WISW Professor Ma Chung-pei

Ma Chung-pei is a Taiwanese American cosmologist and astrophysicist. She is a professor of Astronomy and Physics at UCLA, Berkeley.

Ma was born in Taiwan, and began playing the violin at age four. In 1983, at sixteen years old, she won the National Taiwan Violin Competition. In 1987 she received a bachelor of science degree in physics from the Massachusetts Institute of Technology, where, in 1993, she also earned her PhD in physics. Her studies concentrated on theoretical cosmology and particle physics.
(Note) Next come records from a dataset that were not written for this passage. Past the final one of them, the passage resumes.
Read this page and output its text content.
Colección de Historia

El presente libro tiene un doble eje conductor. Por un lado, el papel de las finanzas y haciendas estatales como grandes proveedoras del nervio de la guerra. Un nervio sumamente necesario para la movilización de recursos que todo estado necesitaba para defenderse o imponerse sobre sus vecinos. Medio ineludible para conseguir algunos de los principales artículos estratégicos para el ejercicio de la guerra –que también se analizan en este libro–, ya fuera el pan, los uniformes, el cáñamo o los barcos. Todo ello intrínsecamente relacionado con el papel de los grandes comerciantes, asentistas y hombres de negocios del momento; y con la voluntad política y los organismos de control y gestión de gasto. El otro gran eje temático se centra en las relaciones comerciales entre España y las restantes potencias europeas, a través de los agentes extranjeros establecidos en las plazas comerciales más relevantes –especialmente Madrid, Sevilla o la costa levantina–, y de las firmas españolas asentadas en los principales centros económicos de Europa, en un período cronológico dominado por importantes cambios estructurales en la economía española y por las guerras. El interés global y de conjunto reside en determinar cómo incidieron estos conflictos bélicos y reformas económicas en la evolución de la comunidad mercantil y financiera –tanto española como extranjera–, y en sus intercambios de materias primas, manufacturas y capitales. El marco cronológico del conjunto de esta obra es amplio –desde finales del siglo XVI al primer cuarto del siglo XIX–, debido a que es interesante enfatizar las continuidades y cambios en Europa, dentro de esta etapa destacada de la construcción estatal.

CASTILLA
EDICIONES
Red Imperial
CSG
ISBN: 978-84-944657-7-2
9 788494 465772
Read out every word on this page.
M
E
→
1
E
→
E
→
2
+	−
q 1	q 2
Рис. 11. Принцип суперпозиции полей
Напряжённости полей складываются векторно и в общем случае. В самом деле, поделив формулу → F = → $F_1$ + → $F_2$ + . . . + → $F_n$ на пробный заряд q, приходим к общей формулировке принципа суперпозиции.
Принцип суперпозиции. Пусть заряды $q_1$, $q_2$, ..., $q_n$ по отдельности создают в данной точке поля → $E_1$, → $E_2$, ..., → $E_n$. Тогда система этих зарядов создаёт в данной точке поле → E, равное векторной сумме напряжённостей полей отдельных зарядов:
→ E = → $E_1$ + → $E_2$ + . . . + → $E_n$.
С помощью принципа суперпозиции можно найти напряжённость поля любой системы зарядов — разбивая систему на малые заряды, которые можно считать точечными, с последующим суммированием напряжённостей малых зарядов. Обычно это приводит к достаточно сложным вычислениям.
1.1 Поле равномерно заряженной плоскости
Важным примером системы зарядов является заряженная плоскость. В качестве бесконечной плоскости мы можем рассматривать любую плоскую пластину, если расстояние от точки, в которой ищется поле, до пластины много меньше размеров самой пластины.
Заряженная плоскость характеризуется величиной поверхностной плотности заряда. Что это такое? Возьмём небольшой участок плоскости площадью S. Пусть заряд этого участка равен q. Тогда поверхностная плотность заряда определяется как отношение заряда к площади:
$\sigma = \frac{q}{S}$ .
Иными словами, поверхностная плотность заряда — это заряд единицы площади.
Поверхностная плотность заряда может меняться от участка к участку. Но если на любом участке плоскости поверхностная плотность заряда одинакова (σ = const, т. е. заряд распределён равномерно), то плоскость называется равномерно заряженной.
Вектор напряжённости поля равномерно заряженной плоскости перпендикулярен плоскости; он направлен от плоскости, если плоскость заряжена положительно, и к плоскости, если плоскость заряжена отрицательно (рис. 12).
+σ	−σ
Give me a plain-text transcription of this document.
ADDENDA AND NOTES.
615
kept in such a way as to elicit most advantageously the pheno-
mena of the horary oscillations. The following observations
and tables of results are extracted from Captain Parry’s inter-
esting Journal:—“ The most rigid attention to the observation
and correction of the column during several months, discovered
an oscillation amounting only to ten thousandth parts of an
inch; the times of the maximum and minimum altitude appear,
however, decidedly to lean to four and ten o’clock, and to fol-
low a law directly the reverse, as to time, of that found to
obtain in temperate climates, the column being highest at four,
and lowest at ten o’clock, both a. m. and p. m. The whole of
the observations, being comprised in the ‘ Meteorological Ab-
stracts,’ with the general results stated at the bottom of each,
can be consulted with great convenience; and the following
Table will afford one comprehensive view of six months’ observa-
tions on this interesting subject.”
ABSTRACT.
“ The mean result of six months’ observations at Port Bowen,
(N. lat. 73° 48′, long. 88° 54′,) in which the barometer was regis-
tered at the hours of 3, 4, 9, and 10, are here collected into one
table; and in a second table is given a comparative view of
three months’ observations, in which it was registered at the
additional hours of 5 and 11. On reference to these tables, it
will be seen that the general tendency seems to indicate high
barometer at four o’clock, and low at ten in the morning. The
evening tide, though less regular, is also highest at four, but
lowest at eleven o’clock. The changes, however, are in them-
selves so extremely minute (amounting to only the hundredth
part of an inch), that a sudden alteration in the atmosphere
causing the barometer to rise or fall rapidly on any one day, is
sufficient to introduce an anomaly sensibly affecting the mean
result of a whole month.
During her time at MIT, Ma continued to study violin at Boston’s New England Conservatory of Music.

Ma moved from Boston to Pasadena in 1993 to take a postdoctoral fellowship at the California Institute of Technology, a position she held until 1996. In 1996 she moved to Philadelphia to take a position as an associate and assistant professor at the University of Pennsylvania. By 2001 she had won the Lindback Award for distinguished teaching.

Ma then moved to Berkeley to become a professor of Astronomy. There, her research focused on the properties of dark matter and dark energy, gravitational lensing, galaxy formation and evolution, the cosmic microwave background, supermassive black holes, and the large scale structure of the universe. In 2011 her research team discovered the largest known black holes in the universe. She was also an editor in cosmology for The Astrophysical Journal.

The supermassive black hole Ma and her team discovered was at the center of a massive elliptical galaxy called NGC 1600. It’s located in a small grouping of 20 or so galaxies. What makes this black hole remarkable is that it is 10 times more massive than predicted for its galaxy’s mass. One theory is that this black hole was actually two black holes which merged back when galaxies collided more frequently. The gravitational interaction of the two black holes hurled falling stars out the binary’s core. Ma and her team estimated that there were around 40 billion suns worth of stars hurled out of the core of this binary galaxy. That is the equivalent of the entire disk of the Milky Way. These black holes merged together and became supermassive by virtue of the gasses funneled to the core during the galaxy collision. Now it is considered a sleeping giant.